As a child, I was hurt. What wickedness! To steal from my parents and other faithful givers, people who go without to contribute to a network which was hemorrhagging money on frivolous items such as an air-conditioned dog house. At the time, I assumed Bakker was just a greedy man. Then another televanglist, Jimmy Swaggart, was featured on the news for infidelity. His pulpit confession became national headlines (and later made a punchline) when he cried, “I have sinned.”
And in this whirlwind of controversy and uncertainty, my generation began to form its faith. It is no wonder that Kinnaman was finding such a strong response in his research. Where were our role models? Who would be the next of the flock to step into leadership? This idea of leadership had been patronized by the media and society for its hypocrasy. How does one recover?

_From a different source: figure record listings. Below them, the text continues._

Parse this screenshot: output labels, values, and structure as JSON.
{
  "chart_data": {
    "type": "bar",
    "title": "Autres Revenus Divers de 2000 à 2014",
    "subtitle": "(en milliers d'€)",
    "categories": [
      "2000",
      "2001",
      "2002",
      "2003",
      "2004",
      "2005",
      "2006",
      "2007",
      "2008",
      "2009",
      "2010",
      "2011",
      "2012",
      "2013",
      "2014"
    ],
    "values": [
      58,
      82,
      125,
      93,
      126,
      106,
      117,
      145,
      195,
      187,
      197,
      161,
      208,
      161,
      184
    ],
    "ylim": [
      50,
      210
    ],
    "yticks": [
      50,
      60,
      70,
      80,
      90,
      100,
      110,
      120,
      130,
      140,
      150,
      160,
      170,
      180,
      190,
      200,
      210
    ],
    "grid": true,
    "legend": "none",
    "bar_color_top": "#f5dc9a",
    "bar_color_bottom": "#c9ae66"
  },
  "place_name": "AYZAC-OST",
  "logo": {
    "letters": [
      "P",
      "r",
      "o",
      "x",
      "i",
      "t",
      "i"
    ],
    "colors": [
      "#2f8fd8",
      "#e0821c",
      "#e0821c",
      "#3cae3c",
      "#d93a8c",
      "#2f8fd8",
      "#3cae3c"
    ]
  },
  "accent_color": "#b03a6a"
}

In the end, the fault is all mine. The truth is, PEOPLE WILL ALWAYS DISAPPOINT YOU. Faith lies in God, not man. The moment it changes hands is the origin of chaos. As for my questions, I eventually resolved them. C.S. Lewis, in an essay about the simplicity of writing for children, made clear for me the reason why many endorse the idea of an afterlife:
Does anyone suppose that he really and prosaically longs for all the dangers and discomforts of a fairy tale? – really wants dragons in contemporary England? It is not so. It would be much truer to say that fairy land arouses a longing for he knows not what. It stirs and troubles him (to his life-long enrichment) with the dim sense of something beyond his reach and, far from dulling or emptying the actual world, gives it a new dimension of depth. He does not despise real woods because he has read of enchanted woods: the reading makes all real woods a little enchanted. This is a special kind of longing. – On Three Ways of Writing for Children
I am not, nor is Lewis, suggesting that fairy tales are real. But fairy tales echo in our hearts; tales tickle that great desire buried deeply within us – that something else. It cannot be explained, but only experienced. Lewis argues in several works that God has placed echoes of Heaven here on Earth to serve as reminders of the glory that awaits us. Many religions have a firm belief in the afterlife because, ultimately, we are wired to desire it. Fairy tales hint at this. In my last post, I mentioned that our sense of justice originates from our Creator, so does the grand design to which we only catch occasional glimpses but the glimpses are enough to satisfy a restless heart. Our conviction that a Heaven exists is simply a default setting. This is the reason for our spiritual curiosity – the answer to the question some struggle with during their entire lives. The point is to surrender to it. Disregard the bad examples, know Christ’s sovereignty is for Him alone, and submit to that design. The adventure is worth the risk. Besides, a tested faith is one that emerges stronger. Trials will come, but our God is bigger.
Despite what Kinnaman uncovered about the spiritual stagnance of our generation, I believe that healing is possible and reconsideration is inevitable. The emptiness cannot endure so surrender will come. In the meantime, we should remain optimistic and sensitive to God’s spirit as it moves. He will carry us through a season of doubt and usher us to a renewed passion for our Savior.